Barrayaran lexicon includes a variety of terms related to the family, each varying according to the particular language spoken. However, there are several common concepts:

  • Father: a male parent
  • Mother: a female parent
  • Son: a male child of the parents
  • Daughter: a female child of the parents
  • Brother: a male child of the same parents
  • Sister: a female child of the same parents
  • Grandfather: father of a father or mother
  • Grandmother: mother of a mother or father
  • Cousins: two people that share the same grandparents
  • Grandfather: a parent's father
  • Grandmother: a parent's mother
  • Grandson: a child's son
  • Granddaughter: a child's daughter

For collateral relatives, more classificatory terms come into play, terms that do not build on the terms used within the nuclear family:

  • Uncle: father's brother, mother's brother, father's sister's husband, mother's sister's husband
  • Aunt: father's sister, mother's sister, father's brother's wife, mother's brother's wife
  • Nephew: brother's son, sister's son, husband's brother's son, husband's sister's son, wife's brother's son, wife's sister's son
  • Niece: brother's daughter, sister's daughter, husband's brother's daughter, husband's sister's daughter, wife's brother's daughter, wife's sister's daughter

Such a system assumes that the mother's husband has also served as the biological father.
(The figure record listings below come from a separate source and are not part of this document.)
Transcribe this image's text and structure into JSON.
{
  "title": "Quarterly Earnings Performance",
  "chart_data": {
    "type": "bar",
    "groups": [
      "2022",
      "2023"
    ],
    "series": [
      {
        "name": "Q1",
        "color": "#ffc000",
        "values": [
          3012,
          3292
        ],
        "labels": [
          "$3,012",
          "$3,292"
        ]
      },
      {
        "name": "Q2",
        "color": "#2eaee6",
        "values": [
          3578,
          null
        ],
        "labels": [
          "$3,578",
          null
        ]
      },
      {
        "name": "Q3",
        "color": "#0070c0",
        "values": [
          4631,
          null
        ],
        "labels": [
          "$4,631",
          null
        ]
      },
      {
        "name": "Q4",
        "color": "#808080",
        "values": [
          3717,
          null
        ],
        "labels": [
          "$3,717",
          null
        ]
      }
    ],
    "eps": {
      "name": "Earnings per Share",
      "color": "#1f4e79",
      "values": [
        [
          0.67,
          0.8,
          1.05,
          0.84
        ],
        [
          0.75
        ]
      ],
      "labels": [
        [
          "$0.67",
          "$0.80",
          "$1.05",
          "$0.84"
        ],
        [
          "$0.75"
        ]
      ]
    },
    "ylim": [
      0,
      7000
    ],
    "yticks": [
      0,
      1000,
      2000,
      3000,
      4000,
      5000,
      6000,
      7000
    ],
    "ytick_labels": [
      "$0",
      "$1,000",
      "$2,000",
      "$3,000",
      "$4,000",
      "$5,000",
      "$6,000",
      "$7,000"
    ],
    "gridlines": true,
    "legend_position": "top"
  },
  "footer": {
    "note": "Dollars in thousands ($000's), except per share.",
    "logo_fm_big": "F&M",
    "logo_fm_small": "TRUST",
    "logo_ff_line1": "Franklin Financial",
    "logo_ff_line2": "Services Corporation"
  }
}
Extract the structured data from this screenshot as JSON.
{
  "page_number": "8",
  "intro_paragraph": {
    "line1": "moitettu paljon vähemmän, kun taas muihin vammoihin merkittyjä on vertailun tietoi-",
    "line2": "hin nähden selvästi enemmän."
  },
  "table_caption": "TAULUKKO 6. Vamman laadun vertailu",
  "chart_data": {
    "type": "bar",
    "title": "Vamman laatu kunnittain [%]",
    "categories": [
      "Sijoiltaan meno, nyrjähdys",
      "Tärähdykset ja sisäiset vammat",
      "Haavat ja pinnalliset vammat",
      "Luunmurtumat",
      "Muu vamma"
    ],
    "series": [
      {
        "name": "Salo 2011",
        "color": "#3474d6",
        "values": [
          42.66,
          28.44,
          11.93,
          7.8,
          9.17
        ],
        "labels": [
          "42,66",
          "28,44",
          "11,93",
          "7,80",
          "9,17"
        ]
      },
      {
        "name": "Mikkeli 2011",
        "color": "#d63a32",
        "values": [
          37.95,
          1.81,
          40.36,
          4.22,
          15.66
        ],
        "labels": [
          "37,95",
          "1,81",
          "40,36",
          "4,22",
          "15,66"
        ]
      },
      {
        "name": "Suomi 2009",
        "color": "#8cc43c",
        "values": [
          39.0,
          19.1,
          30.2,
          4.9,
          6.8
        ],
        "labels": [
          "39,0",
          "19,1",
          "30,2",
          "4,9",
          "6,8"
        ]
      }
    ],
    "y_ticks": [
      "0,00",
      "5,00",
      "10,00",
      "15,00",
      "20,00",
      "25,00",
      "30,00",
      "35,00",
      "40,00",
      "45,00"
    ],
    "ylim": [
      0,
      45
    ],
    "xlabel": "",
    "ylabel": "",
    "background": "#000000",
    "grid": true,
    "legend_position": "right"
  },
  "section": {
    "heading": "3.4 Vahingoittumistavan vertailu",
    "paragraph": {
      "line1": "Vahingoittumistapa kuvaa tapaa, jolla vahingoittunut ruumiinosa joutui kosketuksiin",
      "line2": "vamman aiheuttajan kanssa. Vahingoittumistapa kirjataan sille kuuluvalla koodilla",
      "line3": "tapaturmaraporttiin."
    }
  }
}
The system refers to a child who shares only one parent with another child as a "half-brother" or "half-sister". For children who do not share biological or adoptive parents in common, it is used the term "stepbrother" or "stepsister" to refer to their new relationship with each other when one of their biological parents marries one of the other child's biological parents. Any person who marries the parent of that child becomes the "stepmother" or "stepfather".